Art. 5º. Permanecem suspensos os seguintes serviços, atividades e empreendimentos, nos termos da Deliberação n. 17/2020 do Comitê Extraordinário do Estado de Minas Gerais:

I – eventos públicos e privados de qualquer natureza, em locais fechados ou abertos, com público superior a trinta pessoas;

II – atividades em feiras, inclusive feiras livres, que não obedeçam os critérios definidos neste Decreto;

III – bares e lanchonetes para consumo no local, desrespeitando a entrega em balcão ou em domicílio, consoante o disposto neste Decreto;

V – clubes, boates, salões de festas, teatros, casas de espetáculos e eventos culturais a qualquer título;

VI – museus, bibliotecas e centros culturais.

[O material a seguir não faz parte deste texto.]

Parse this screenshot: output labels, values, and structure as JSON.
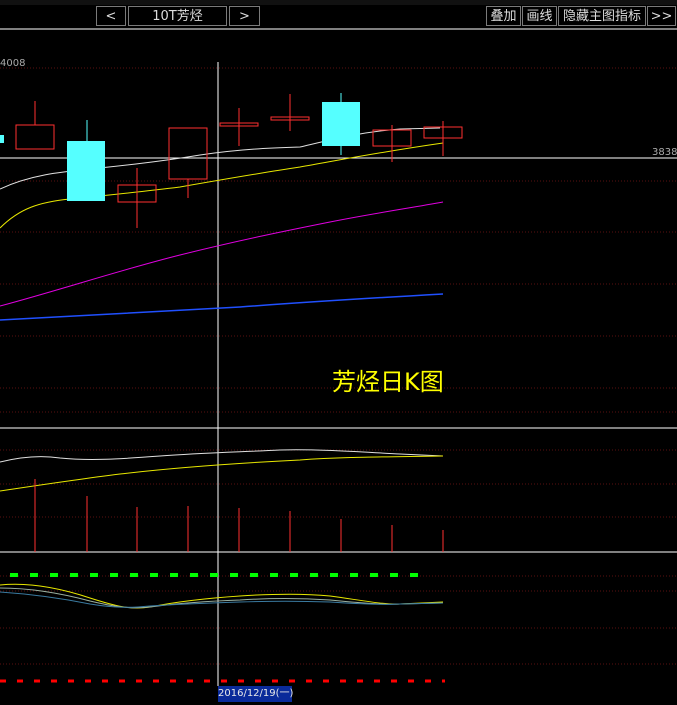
{
  "toolbar": {
    "prev_label": "<",
    "symbol_label": "10T芳烃",
    "next_label": ">",
    "overlay_label": "叠加",
    "draw_label": "画线",
    "hide_indicator_label": "隐藏主图指标",
    "more_label": ">>"
  },
  "main_panel": {
    "top_price": "4008",
    "right_price": "3838",
    "chart_title": "芳烃日K图"
  },
  "cursor": {
    "date": "2016/12/19(一)"
  },
  "colors": {
    "up_candle": "#ff3030",
    "down_candle": "#55ffff",
    "ma_white": "#e0e0e0",
    "ma_yellow": "#e8e800",
    "ma_magenta": "#e000e0",
    "ma_blue": "#2050ff",
    "grid": "#6a1010",
    "accent_yellow": "#ffff00",
    "green_dots": "#00ff00",
    "red_dots": "#ff0000"
  }
}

Art. 6º. Estas medidas de prevenção e controle de disseminação do Covid-19 pelo Poder Público Municipal poderão ser revistas a qualquer momento, em razão da necessidade de maior ou menor restrição da circulação e aglomeração de pessoas, bem como, dependente da colaboração da sociedade e comerciantes para cumprimento das orientações das autoridades públicas, para o enfrentamento do Covid-19.

Art. 7º. A fiscalização será feita pelos fiscais municipais, Vigilância Sanitária e Epidemiológica,  Procon e Polícia Militar.

Art. 8º – Toda a sociedade, em geral, deverá fazer o uso de máscara, quando em espaços públicos para fins de proteção coletiva, sendo vedado para os comerciantes e para os órgãos públicos fazer o atendimento de pessoas que não estiverem utilizando máscaras.

Art. 9º. Este Decreto entra em vigor na data a sua publicação, revogadas todas as disposições em contrário.

PUBLIQUE-SE.  REGISTRE-SE. CUMPRA-SE.

Prefeitura Municipal de Vazante-MG, 17 de abril de 2020.